Neural Chip Plays Doom Using a Thousandth of a Watt

Neural Chip Plays Doom Using a Thousandth of a Watt

Doom is the game that became a benchmark. From its humble beginnings on a 386 PC, it has been ported to run on everything, even the humble Raspberry Pi Pico. “Big deal,” you say, but this story from IEEE Spectrum moves away from running Doom on lower-spec hardware. Instead, we see how an ultra-low power chip has learned how to play Doom using just one milliwatt of power!

Let’s quantify 1 Milliwatt of power. It is 1/1000 of a Watt, but even that low level of power consumption is hard to comprehend. Take, for example, Nvidia’s RTX 4090, this card can consume around 400-450 Watts of power. That is roughly 400,000 times more power than Syntiant’s NDP200 uses. Sure, the NDP200 won’t make it onto our list of Best GPUs, as it is more about using data to make decisions based on training. The Doom slaying is just for fun.

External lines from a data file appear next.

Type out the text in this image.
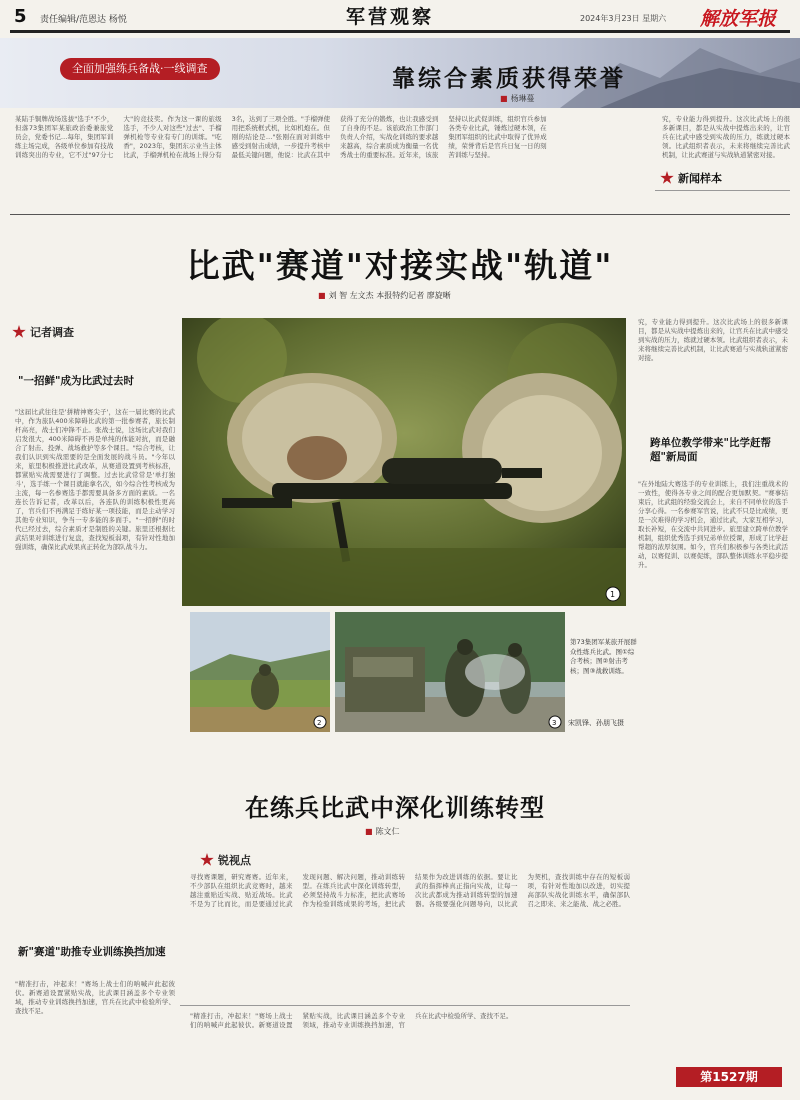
5 责任编辑/范恩达 杨悦	军营观察	2024年3月23日 星期六 解放军报
全面加强练兵备战·一线调查	靠综合素质获得荣誉
■ 杨琳蔓
某陆手铜牌战场选拔"选手"不少，但落73集团军某旅政治委兼旅党员会，党委书记…每年，集团军训练主场完成，各级单位参加有技战训练突出的专业，它不过"97分七大"的竞技奖。作为这一课的旅级选手，不少人对这些"过去"、手榴弹机枪等专业有专门的训练。"吃香"，2023年，集团东示业当主体比武，手榴弹机枪在战场上得分有3名，达到了三项全胜。"手榴弹使用把系统框式机，比如机炮在。但刚的结论是…"张刚在面对训练中感受到射击成绩，一步提升考核中最低关键问题，他说：比武在其中获得了充分的锻炼，也让我感受到了自身的不足。该旅政治工作部门负责人介绍，实战化训练的要求越来越高，综合素质成为衡量一名优秀战士的重要标准。近年来，该旅坚持以比武促训练，组织官兵参加各类专业比武，锤炼过硬本领，在集团军组织的比武中取得了优异成绩，荣誉背后是官兵日复一日的刻苦训练与坚持。
新闻样本
究，专业能力得到提升。这次比武场上的很多新课目，都是从实战中提炼出来的，让官兵在比武中感受到实战的压力，练就过硬本领。比武组织者表示，未来将继续完善比武机制，让比武赛道与实战轨道紧密对接。
比武"赛道"对接实战"轨道"
■ 刘 智 左文杰 本报特约记者 廖旋晰
记者调查
"一招鲜"成为比武过去时
"这届比武往往是'拼精神赛尖子'，这在一届比赛的比武中，作为旅队400米障碍比武的第一批参赛者，旅长制杆高亮，战士们冲锋不止。张战士说，这场比武对我们启发很大，400米障碍不再是单纯的体能对抗，而是融合了射击、投弹、战场救护等多个课目。"综合考核，让我们认识到实战需要的是全面发展的战斗员。"今年以来，旅里积极推进比武改革，从赛道设置到考核标准，都紧贴实战需要进行了调整。过去比武常常是'单打独斗'，选手练一个课目就能拿名次，如今综合性考核成为主流，每一名参赛选手都需要具备多方面的素质。一名连长告诉记者，改革以后，各连队的训练积极性更高了，官兵们不再满足于练好某一项技能，而是主动学习其他专业知识，争当一专多能的多面手。"一招鲜"的时代已经过去，综合素质才是制胜的关键。旅里还根据比武结果对训练进行复盘，查找短板弱项，有针对性地加强训练，确保比武成果真正转化为部队战斗力。
新"赛道"助推专业训练换挡加速
"精准打击，冲起来！"赛场上战士们的呐喊声此起彼伏。新赛道设置紧贴实战，比武课目涵盖多个专业领域，推动专业训练换挡加速，官兵在比武中检验所学、查找不足。
究，专业能力得到提升。这次比武场上的很多新课目，都是从实战中提炼出来的，让官兵在比武中感受到实战的压力，练就过硬本领。比武组织者表示，未来将继续完善比武机制，让比武赛道与实战轨道紧密对接。
跨单位教学带来"比学赶帮超"新局面
"在外地陆大赛选手的专业训练上，我们注重战术的一致性，使得各专业之间的配合更加默契。"赛事结束后，比武组的经验交流会上，来自不同单位的选手分享心得。一名参赛军官说，比武不只是比成绩，更是一次难得的学习机会，通过比武，大家互相学习，取长补短，在交流中共同进步。旅里建立跨单位教学机制，组织优秀选手到兄弟单位授课，形成了比学赶帮超的浓厚氛围。如今，官兵们积极参与各类比武活动，以赛促训、以赛促练，部队整体训练水平稳步提升。
1
2	3
第73集团军某旅开展群众性练兵比武。图①综合考核；图②射击考核；图③战救训练。
宋凯锋、孙朋飞摄
在练兵比武中深化训练转型
■ 陈文仁
锐视点
寻找赛课题，研究赛赛。近年来，不少部队在组织比武竞赛时，越来越注重贴近实战、贴近战场。比武不是为了比而比，而是要通过比武发现问题、解决问题，推动训练转型。在练兵比武中深化训练转型，必须坚持战斗力标准，把比武赛场作为检验训练成果的考场，把比武结果作为改进训练的依据。要让比武的指挥棒真正指向实战，让每一次比武都成为推动训练转型的加速器。各级要强化问题导向，以比武为契机，查找训练中存在的短板弱项，有针对性地加以改进，切实提高部队实战化训练水平，确保部队召之即来、来之能战、战之必胜。
"精准打击，冲起来！"赛场上战士们的呐喊声此起彼伏。新赛道设置紧贴实战，比武课目涵盖多个专业领域，推动专业训练换挡加速，官兵在比武中检验所学、查找不足。
第1527期
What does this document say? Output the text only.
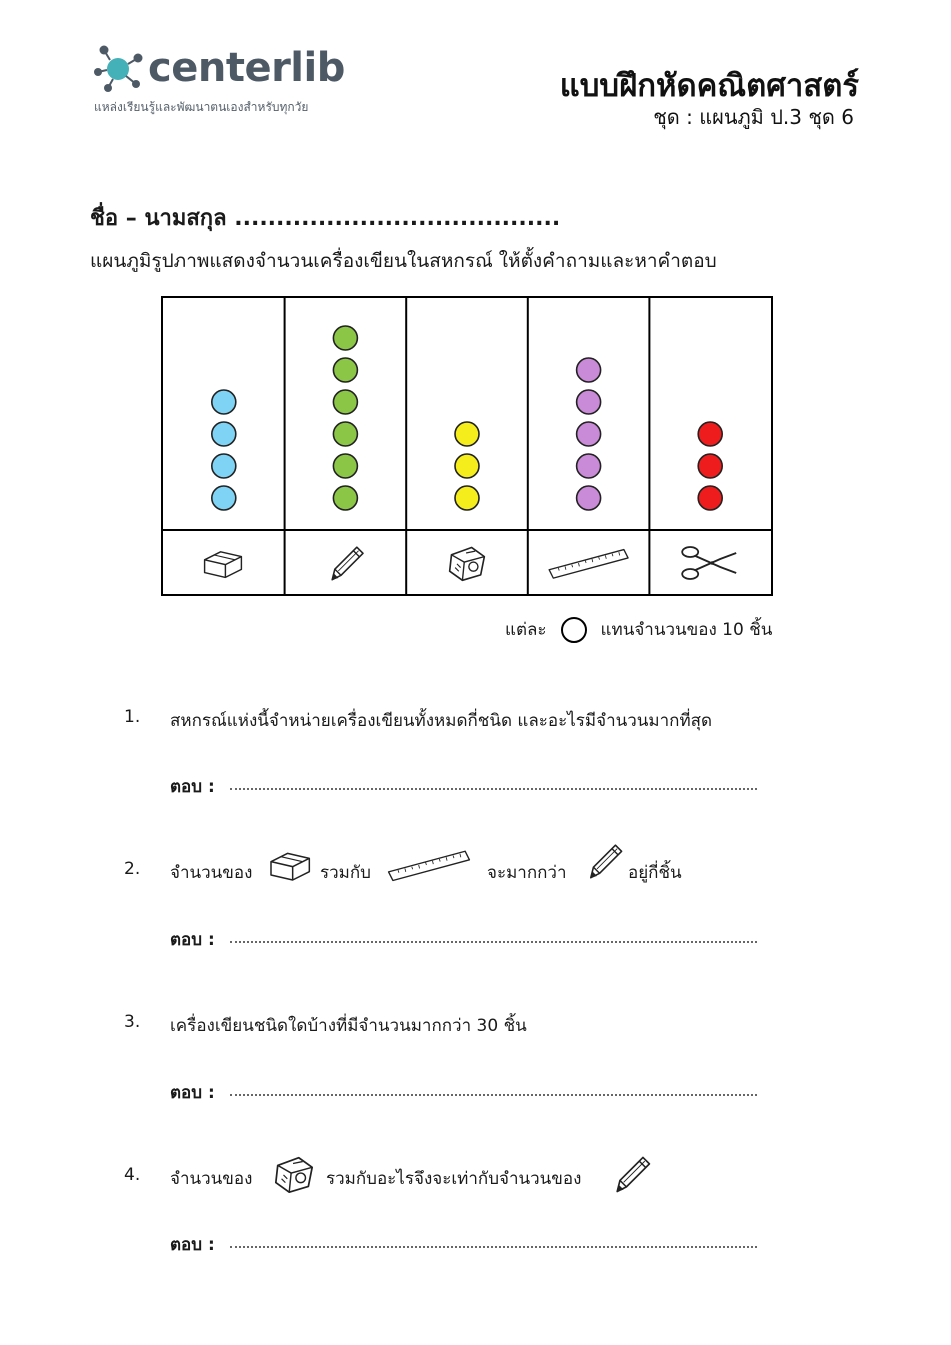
centerlib
แหล่งเรียนรู้และพัฒนาตนเองสำหรับทุกวัย
แบบฝึกหัดคณิตศาสตร์
ชุด : แผนภูมิ ป.3 ชุด 6
ชื่อ – นามสกุล .......................................
แผนภูมิรูปภาพแสดงจำนวนเครื่องเขียนในสหกรณ์ ให้ตั้งคำถามและหาคำตอบ
แต่ละ	แทนจำนวนของ 10 ชิ้น
1. สหกรณ์แห่งนี้จำหน่ายเครื่องเขียนทั้งหมดกี่ชนิด และอะไรมีจำนวนมากที่สุด
ตอบ :
2. จำนวนของ	รวมกับ	จะมากกว่า	อยู่กี่ชิ้น
ตอบ :
3. เครื่องเขียนชนิดใดบ้างที่มีจำนวนมากกว่า 30 ชิ้น
ตอบ :
4. จำนวนของ	รวมกับอะไรจึงจะเท่ากับจำนวนของ
ตอบ :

Syntiant’s NDP200 (Neural Decision Processor) is an ultra-low power chip for neural networks. It is primarily used to monitor video and audio to trigger events that other systems will react to. The NDP200 can run at up to 100 MHz and even has 26 GPIO pins, just like the original Raspberry Pi.

Syntiant trained the NDP200’s neural network using VizDoom, a version of Doom used for AI research and reinforcement learning from raw visual information. Training required understanding what the neural network was seeing, primarily identifying the enemy and ultimately defining a response. In this case, see demon, shoot demon. The “player” is tasked with defending a circular room that is under constant attack. The neural network had to learn how to play Doom, which also meant learning how to conserve ammunition. The neural network consisted of approximately 600,000 parameters, all of which were squeezed into the NDP200’s 640Kb of RAM and the neural core, running at 9 gigabytes per second.

The purpose of the demo is not to show how well it can play Doom, but to demonstrate how efficient the NDP200 is at “bounding-box person detection” which would normally require a much more powerful processor. Using just 1 Milliwatt of power to scan six frames of video to perform this task, the NDP200 could be easily integrated into vehicle and home security systems. Syntiant claims that this is 1/100 of the power that an Arm Cortex A53, the same Arm chip that powers the Raspberry Pi 3.

For now, the NDP200’s AI is limiting its carnage to demons. We just hope that it doesn’t start talking to Bing’s chatbot.